Tiny Savings in Modest but Important Budgets

The White House budget notes how the Deparment of Agriculture is providing assistance to almost 25 million Americans in need:

Food stamps alleviate hunger and malnutrition among low-income individuals. In 2005, the Food Stamp program will provide approximately $26.3 billion in benefits to 24.9 million people. The Federal Government will provide an additional $4.1 billion for State administrative costs, job training programs for food stamp recipients, and the Puerto Rico Nutrition Assistance block grant.

But Donald Luskin has caught Paul Krugman being shrill in his latest NRO oped. Here is the quote from Krugman:

One of the proposed spending cuts would make it harder for working families with children to receive food stamps, terminating aid for about 300,000 people.

Luskin cannot deny this claim and prefers to rephrase it in how the White House sees it.
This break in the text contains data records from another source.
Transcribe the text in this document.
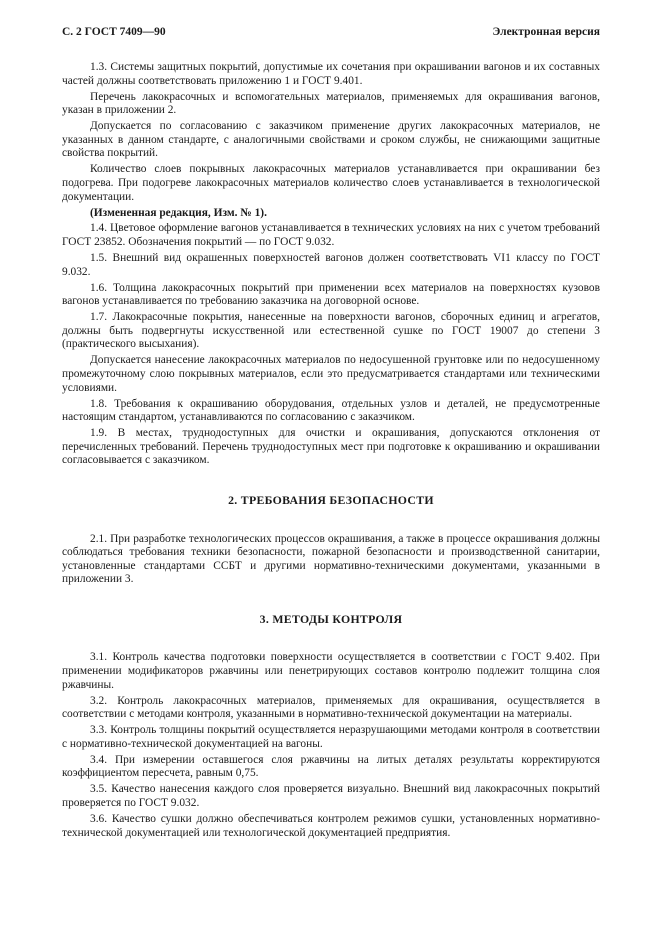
С. 2 ГОСТ 7409—90	Электронная версия

1.3. Системы защитных покрытий, допустимые их сочетания при окрашивании вагонов и их составных частей должны соответствовать приложению 1 и ГОСТ 9.401.

Перечень лакокрасочных и вспомогательных материалов, применяемых для окрашивания вагонов, указан в приложении 2.

Допускается по согласованию с заказчиком применение других лакокрасочных материалов, не указанных в данном стандарте, с аналогичными свойствами и сроком службы, не снижающими защитные свойства покрытий.

Количество слоев покрывных лакокрасочных материалов устанавливается при окрашивании без подогрева. При подогреве лакокрасочных материалов количество слоев устанавливается в технологической документации.

(Измененная редакция, Изм. № 1).

1.4. Цветовое оформление вагонов устанавливается в технических условиях на них с учетом требований ГОСТ 23852. Обозначения покрытий — по ГОСТ 9.032.

1.5. Внешний вид окрашенных поверхностей вагонов должен соответствовать VI1 классу по ГОСТ 9.032.

1.6. Толщина лакокрасочных покрытий при применении всех материалов на поверхностях кузовов вагонов устанавливается по требованию заказчика на договорной основе.

1.7. Лакокрасочные покрытия, нанесенные на поверхности вагонов, сборочных единиц и агрегатов, должны быть подвергнуты искусственной или естественной сушке по ГОСТ 19007 до степени 3 (практического высыхания).

Допускается нанесение лакокрасочных материалов по недосушенной грунтовке или по недосушенному промежуточному слою покрывных материалов, если это предусматривается стандартами или техническими условиями.

1.8. Требования к окрашиванию оборудования, отдельных узлов и деталей, не предусмотренные настоящим стандартом, устанавливаются по согласованию с заказчиком.

1.9. В местах, труднодоступных для очистки и окрашивания, допускаются отклонения от перечисленных требований. Перечень труднодоступных мест при подготовке к окрашиванию и окрашивании согласовывается с заказчиком.

2. ТРЕБОВАНИЯ БЕЗОПАСНОСТИ

2.1. При разработке технологических процессов окрашивания, а также в процессе окрашивания должны соблюдаться требования техники безопасности, пожарной безопасности и производственной санитарии, установленные стандартами ССБТ и другими нормативно-техническими документами, указанными в приложении 3.

3. МЕТОДЫ КОНТРОЛЯ

3.1. Контроль качества подготовки поверхности осуществляется в соответствии с ГОСТ 9.402. При применении модификаторов ржавчины или пенетрирующих составов контролю подлежит толщина слоя ржавчины.

3.2. Контроль лакокрасочных материалов, применяемых для окрашивания, осуществляется в соответствии с методами контроля, указанными в нормативно-технической документации на материалы.

3.3. Контроль толщины покрытий осуществляется неразрушающими методами контроля в соответствии с нормативно-технической документацией на вагоны.

3.4. При измерении оставшегося слоя ржавчины на литых деталях результаты корректируются коэффициентом пересчета, равным 0,75.

3.5. Качество нанесения каждого слоя проверяется визуально. Внешний вид лакокрасочных покрытий проверяется по ГОСТ 9.032.

3.6. Качество сушки должно обеспечиваться контролем режимов сушки, установленных нормативно-технической документацией или технологической документацией предприятия.
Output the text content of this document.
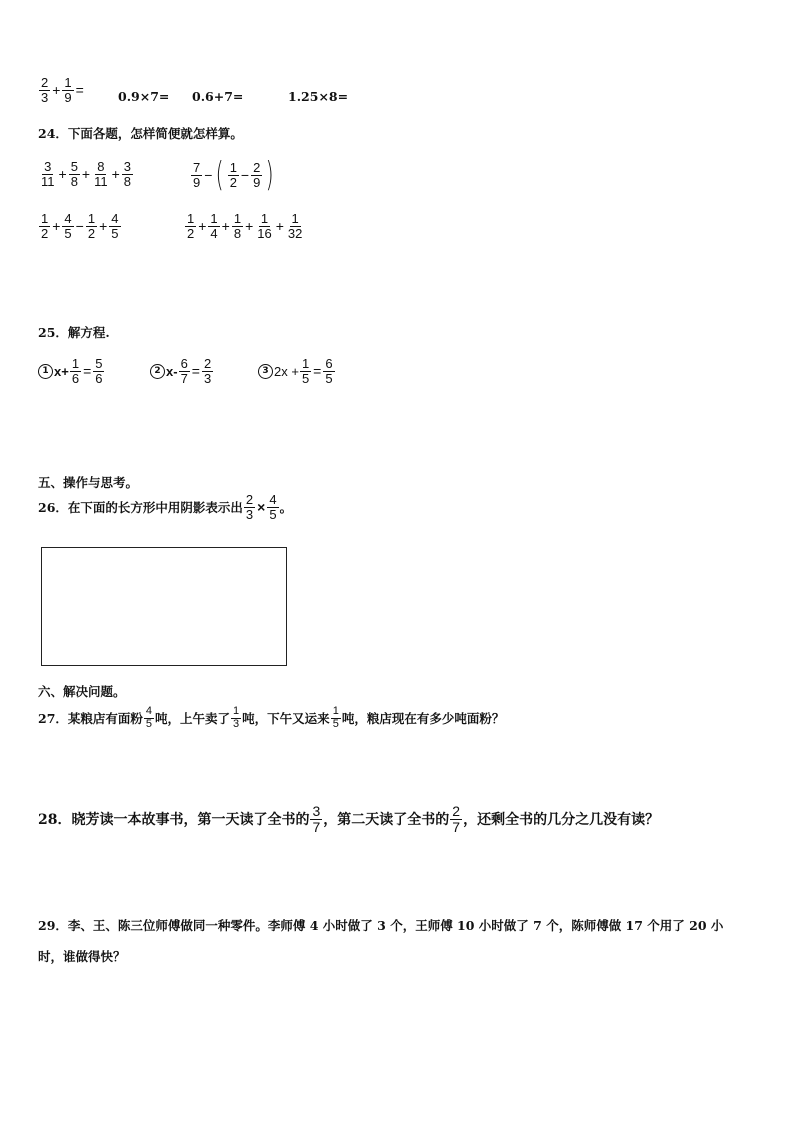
$\frac{2}{3} + \frac{1}{9}$ =	0.9×7= 0.6+7=	1.25×8=
24．下面各题，怎样简便就怎样算。
$\frac{3}{11} + \frac{5}{8} + \frac{8}{11} + \frac{3}{8}$	$\frac{7}{9}$ − ( $\frac{1}{2} - \frac{2}{9}$ )
$\frac{1}{2} + \frac{4}{5} - \frac{1}{2} + \frac{4}{5}$	$\frac{1}{2} + \frac{1}{4} + \frac{1}{8} + \frac{1}{16} + \frac{1}{32}$
25．解方程.
1 $x+ \frac{1}{6} = \frac{5}{6}$	2 $x- \frac{6}{7} = \frac{2}{3}$	3 $2x + \frac{1}{5} = \frac{6}{5}$
五、操作与思考。
26．在下面的长方形中用阴影表示出 $\frac{2}{3} \times \frac{4}{5}$ 。
六、解决问题。
27．某粮店有面粉 $\frac{4}{5}$ 吨，上午卖了 $\frac{1}{3}$ 吨，下午又运来 $\frac{1}{5}$ 吨，粮店现在有多少吨面粉？
28．晓芳读一本故事书，第一天读了全书的 $\frac{3}{7}$ ，第二天读了全书的 $\frac{2}{7}$ ，还剩全书的几分之几没有读？
29．李、王、陈三位师傅做同一种零件。李师傅 4 小时做了 3 个，王师傅 10 小时做了 7 个，陈师傅做 17 个用了 20 小
时，谁做得快？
Well, let’s go directly to what the OMB wrote:

The Administration is committed to improving integrity in the Food Stamp Program with a goal of reducing the national average error rate from 8.3 percent for 2002, to 7.4 percent for 2005. This improvement is projected to save as much as $110 million in 2005.

People not eligible under the original intent of the program (to use Luskin’s terminology) represents an “error”? But if you look at the document that Luskin links to and compare this savings to the baseline projection of spending, the savings is a mere 0.3%. Luskin’s oped tries to tell the readers of NRO we all had tax cuts even though he knows there is a General Fund deficit in excess of $600 billion per year. While I can sympathize with the poor parents with children who are about to be cut off from the Food Stamps program, I think Max as he wanders off the reservation.